Q: Find the area of the following surface using a parametric description of the surface.   The cap of t...

A: Consider the surface that is the cap of sphere:

Q: (3x2+5)8x-92 fy(1x4 + x2 logarithmic differentiation gives y (32+5)(8r-92 1x44+x2 16 2x 3x2+5 6-x9 6...

A: We have to find derivative using lograthmic differentiation .Question is given below:

Q: Please solve all parts.

A: You have asked multiple unrelated questions in a single post. Futher your first question has multipl...

Q: How do I show the correct solution for the differential equation? I know the answer is D.

A: First we separate the variables 

Q: Find the area, in square units, bounded above by f(x)=6x2 −2x−19 and below by g(x)=7x2 +12x+21.

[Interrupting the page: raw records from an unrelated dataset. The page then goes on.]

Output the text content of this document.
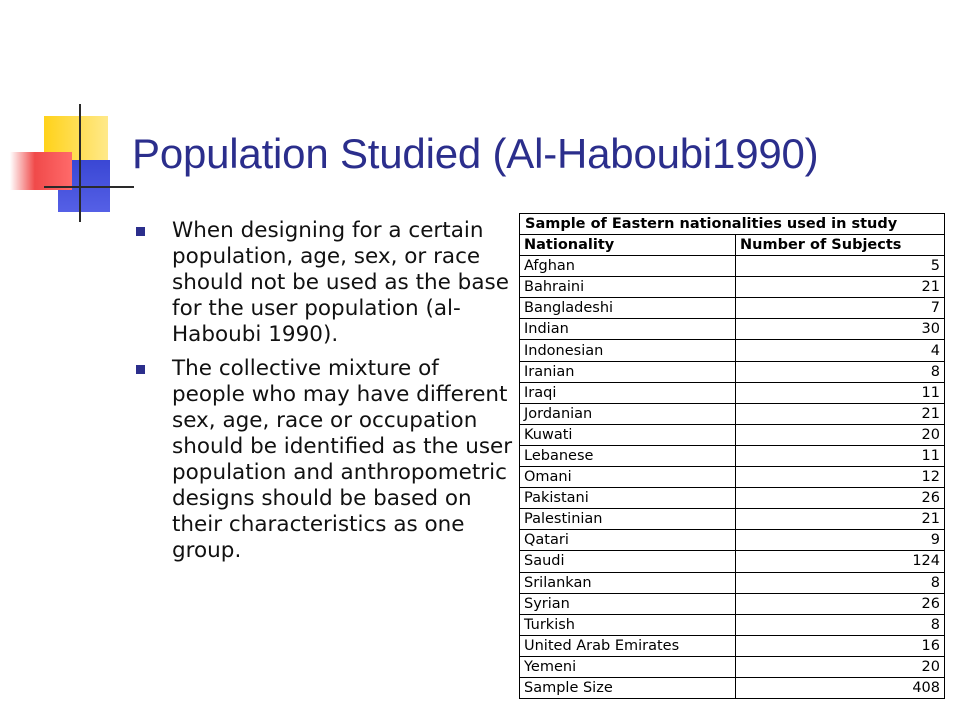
Population Studied (Al-Haboubi1990)
When designing for a certain population, age, sex, or race should not be used as the base for the user population (al-Haboubi 1990).
The collective mixture of people who may have different sex, age, race or occupation should be identified as the user population and anthropometric designs should be based on their characteristics as one group.
Sample of Eastern nationalities used in study
Nationality	Number of Subjects
Afghan	5
Bahraini	21
Bangladeshi	7
Indian	30
Indonesian	4
Iranian	8
Iraqi	11
Jordanian	21
Kuwati	20
Lebanese	11
Omani	12
Pakistani	26
Palestinian	21
Qatari	9
Saudi	124
Srilankan	8
Syrian	26
Turkish	8
United Arab Emirates	16
Yemeni	20
Sample Size	408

A: f(x)=6x2 −2x−19 and g(x) = 7x2 +12x+21.As a first step, we need to find the point of intersection of...

Q: Let R be the region bounded by the following curves. Use the shell method to find the volume of the ...

A: Consider the provided curve:

Q: The funciton f in the figure satisfies the lim f(x)=5 as x approaches 4.  Determine the maximum valu...

A: (A) From the inequality |f(x)-5|<1 , we\'ll find range of f(x) first.